Title VII prohibits discrimination based on gender. Employers generally cannot adopt different qualification standards for men and women for the same job. However in some circumstances, federal courts have recognized that gender-normed standards are an appropriate job qualification tool. Last month, the Fourth Circuit Court of Appeals (which includes North Carolina and South Carolina) approved the FBI’s separate physical qualification standards for male and female trainees.
In Baker v. Lynch, the plaintiff was a male FBI trainee who fell one pushup short of the minimum required to pass the FBI Academy’s physical fitness standard. He sued under Title VII, noting that female trainees only had to perform less than half of the pushups required of men. He claimed, and the district court agreed, that these different physical fitness standards violated Title VII because they applied to the same job.

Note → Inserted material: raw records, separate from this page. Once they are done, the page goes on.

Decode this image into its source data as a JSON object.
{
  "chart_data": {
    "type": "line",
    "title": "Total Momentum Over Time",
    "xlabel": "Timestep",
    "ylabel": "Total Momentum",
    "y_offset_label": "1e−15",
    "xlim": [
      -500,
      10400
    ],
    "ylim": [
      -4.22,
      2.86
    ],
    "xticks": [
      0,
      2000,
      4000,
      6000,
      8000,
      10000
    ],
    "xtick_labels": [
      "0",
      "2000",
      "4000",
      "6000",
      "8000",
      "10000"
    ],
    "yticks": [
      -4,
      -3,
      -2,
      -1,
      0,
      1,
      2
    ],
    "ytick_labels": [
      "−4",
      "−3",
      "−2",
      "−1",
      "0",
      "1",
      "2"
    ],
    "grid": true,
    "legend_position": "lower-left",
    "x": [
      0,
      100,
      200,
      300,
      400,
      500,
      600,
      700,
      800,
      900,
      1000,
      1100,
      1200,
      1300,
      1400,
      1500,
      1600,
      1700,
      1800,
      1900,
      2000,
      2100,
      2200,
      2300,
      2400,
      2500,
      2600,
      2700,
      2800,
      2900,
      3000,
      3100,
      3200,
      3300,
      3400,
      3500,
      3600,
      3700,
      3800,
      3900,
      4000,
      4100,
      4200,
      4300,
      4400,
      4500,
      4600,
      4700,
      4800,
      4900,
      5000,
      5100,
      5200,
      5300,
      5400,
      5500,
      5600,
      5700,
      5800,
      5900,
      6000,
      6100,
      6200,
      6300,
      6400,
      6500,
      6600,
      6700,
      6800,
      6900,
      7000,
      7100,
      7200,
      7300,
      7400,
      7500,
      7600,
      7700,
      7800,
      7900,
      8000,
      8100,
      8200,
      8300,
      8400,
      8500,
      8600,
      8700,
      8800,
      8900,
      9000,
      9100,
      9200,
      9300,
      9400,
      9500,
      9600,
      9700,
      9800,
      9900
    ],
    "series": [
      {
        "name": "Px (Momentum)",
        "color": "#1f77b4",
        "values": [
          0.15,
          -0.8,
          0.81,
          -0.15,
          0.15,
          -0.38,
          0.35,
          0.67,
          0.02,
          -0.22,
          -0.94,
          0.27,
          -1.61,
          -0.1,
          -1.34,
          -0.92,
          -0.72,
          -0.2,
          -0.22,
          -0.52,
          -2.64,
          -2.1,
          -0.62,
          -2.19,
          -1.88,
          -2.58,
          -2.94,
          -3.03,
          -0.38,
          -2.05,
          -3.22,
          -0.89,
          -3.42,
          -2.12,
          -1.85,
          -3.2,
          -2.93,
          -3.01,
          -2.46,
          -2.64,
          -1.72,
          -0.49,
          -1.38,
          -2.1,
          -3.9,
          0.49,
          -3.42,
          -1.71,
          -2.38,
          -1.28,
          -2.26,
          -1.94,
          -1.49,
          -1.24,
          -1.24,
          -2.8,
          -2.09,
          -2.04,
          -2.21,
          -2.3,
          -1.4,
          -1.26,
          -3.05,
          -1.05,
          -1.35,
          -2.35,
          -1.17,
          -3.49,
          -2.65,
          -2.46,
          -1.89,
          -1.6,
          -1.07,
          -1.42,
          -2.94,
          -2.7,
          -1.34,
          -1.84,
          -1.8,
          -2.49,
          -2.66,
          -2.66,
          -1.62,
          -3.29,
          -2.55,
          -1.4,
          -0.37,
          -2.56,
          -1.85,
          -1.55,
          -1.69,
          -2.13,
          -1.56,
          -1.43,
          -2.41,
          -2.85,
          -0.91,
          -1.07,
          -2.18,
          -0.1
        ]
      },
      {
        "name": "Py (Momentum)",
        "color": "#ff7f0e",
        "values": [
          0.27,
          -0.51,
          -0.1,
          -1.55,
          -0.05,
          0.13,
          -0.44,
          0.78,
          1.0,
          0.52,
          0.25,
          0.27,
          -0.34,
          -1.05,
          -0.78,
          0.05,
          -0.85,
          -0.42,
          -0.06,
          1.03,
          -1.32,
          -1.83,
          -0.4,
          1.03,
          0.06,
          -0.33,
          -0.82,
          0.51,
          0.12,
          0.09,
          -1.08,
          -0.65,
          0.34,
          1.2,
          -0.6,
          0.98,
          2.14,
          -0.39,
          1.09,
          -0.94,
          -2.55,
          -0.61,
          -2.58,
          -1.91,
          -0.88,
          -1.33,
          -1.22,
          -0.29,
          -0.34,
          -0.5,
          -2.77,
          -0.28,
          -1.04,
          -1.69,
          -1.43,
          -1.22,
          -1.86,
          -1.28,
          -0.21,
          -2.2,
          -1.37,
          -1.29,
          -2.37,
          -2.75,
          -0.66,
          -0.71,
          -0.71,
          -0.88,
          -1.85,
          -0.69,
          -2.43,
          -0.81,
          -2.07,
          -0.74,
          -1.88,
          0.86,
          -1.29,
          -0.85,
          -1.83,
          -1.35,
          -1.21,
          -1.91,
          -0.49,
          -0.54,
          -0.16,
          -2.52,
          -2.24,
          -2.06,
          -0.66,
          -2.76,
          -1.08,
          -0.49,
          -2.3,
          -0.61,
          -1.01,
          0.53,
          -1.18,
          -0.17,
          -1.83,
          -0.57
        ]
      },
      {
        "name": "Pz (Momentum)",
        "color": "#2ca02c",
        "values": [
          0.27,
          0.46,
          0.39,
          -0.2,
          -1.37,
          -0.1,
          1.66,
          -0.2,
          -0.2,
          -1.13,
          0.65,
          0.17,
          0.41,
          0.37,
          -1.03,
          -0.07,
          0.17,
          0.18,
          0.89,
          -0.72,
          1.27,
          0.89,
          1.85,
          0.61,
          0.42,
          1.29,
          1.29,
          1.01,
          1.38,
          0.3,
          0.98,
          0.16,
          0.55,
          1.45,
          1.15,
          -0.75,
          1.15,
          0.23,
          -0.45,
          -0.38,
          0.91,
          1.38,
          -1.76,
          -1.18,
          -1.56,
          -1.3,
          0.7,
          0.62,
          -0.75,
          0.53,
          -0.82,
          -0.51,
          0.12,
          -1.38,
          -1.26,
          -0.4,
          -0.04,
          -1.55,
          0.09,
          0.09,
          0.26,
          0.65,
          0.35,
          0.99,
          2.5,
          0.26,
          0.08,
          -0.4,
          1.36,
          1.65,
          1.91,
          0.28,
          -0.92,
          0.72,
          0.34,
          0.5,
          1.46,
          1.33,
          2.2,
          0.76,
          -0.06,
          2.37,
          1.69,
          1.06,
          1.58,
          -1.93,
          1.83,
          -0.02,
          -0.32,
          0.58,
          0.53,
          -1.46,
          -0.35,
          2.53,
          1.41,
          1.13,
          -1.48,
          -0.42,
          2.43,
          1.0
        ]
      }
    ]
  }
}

On appeal, the Fourth Circuit reversed this decision, remanding the case for further proceedings. The court agreed that in general, Title VII prohibits employers from using different cutoff scores for men and women taking employment related tests. In this case, however, the FBI test measured overall levels of physical fitness. Equally fit men and women possess innate physiological differences that lead to different performance outcomes. In other words, the FBI’s fitness test was not intended to measure pushups as a job requirement, but rather as an indicator of overall physical fitness. Such fitness was a legitimate requirement for the FBI agent’s job.
In these circumstances, employers may apply such gender-normed qualification standards without violating Title VII. These standards do not benefit members of either gender. The FBI’s case was bolstered by its detailed statistical analysis that supported its gender-based fitness standards.